I’ve been doing a lot of good old soul-searching lately and I’ve come to the conclusion that I need to go to New York to find my parents. I plan to go to every law firm and hospital until I find at least one of them. Yes, calling every place from the comfort of my of home would be more reasonable and cheaper, but I feel like actually seeing them would do more good. I’ve got questions, and they need to be answered.
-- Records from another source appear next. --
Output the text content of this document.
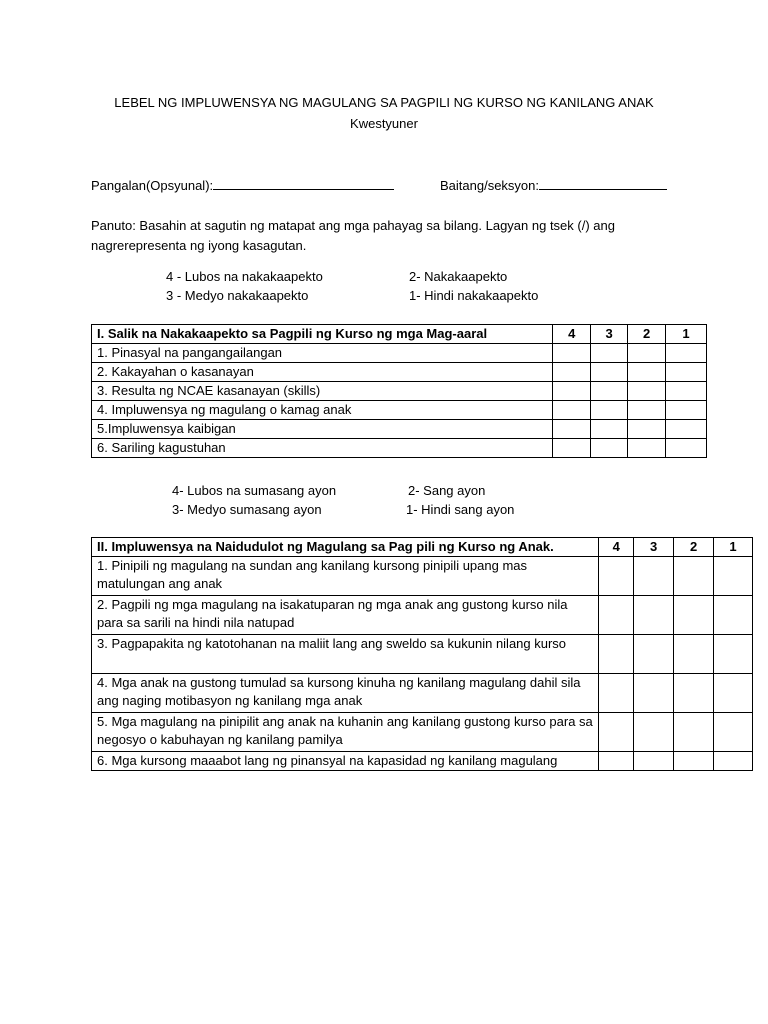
LEBEL NG IMPLUWENSYA NG MAGULANG SA PAGPILI NG KURSO NG KANILANG ANAK
Kwestyuner
Pangalan(Opsyunal):	Baitang/seksyon:
Panuto: Basahin at sagutin ng matapat ang mga pahayag sa bilang. Lagyan ng tsek (/) ang
nagrerepresenta ng iyong kasagutan.
4 - Lubos na nakakaapekto	2- Nakakaapekto
3 - Medyo nakakaapekto	1- Hindi nakakaapekto
I. Salik na Nakakaapekto sa Pagpili ng Kurso ng mga Mag-aaral	4	3	2	1
1. Pinasyal na pangangailangan				
2. Kakayahan o kasanayan				
3. Resulta ng NCAE kasanayan (skills)				
4. Impluwensya ng magulang o kamag anak				
5.Impluwensya kaibigan				
6. Sariling kagustuhan				
4- Lubos na sumasang ayon	2- Sang ayon
3- Medyo sumasang ayon	1- Hindi sang ayon
II. Impluwensya na Naidudulot ng Magulang sa Pag pili ng Kurso ng Anak.	4	3	2	1
1. Pinipili ng magulang na sundan ang kanilang kursong pinipili upang mas matulungan ang anak				
2. Pagpili ng mga magulang na isakatuparan ng mga anak ang gustong kurso nila para sa sarili na hindi nila natupad				
3. Pagpapakita ng katotohanan na maliit lang ang sweldo sa kukunin nilang kurso				
4. Mga anak na gustong tumulad sa kursong kinuha ng kanilang magulang dahil sila ang naging motibasyon ng kanilang mga anak				
5. Mga magulang na pinipilit ang anak na kuhanin ang kanilang gustong kurso para sa negosyo o kabuhayan ng kanilang pamilya				
6. Mga kursong maaabot lang ng pinansyal na kapasidad ng kanilang magulang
My brother told me something last week before he left to go back to Boston. Of course, he said it to upset me (it did), but now it’s driving me insane not knowing if it’s true or not. It’s something I’ve always suspected but kept my mouth shut about just in case I was wrong so I wouldn’t upset anyone. The only way I’ll find out if it’s true or not is if I go see my parents and talk to them.
Indy has offered to go with me and I’m happy because I’m probably going to need him for emotional support during the trip (and because I have no sense of direction so I‘d probably be completely lost without him). Needless to say, I’m still feeling a insecure about going. I know I need to go find them, but I’m not sure I want to. If what my brother said is true, then me being the black sheep in the family has a logical (or somewhat logical) explanation and it may or may not make me feel a little better. If it’s not true, then that means I’m the black sheep for no reason and I’m probably going to never find out why they all seem to hate me.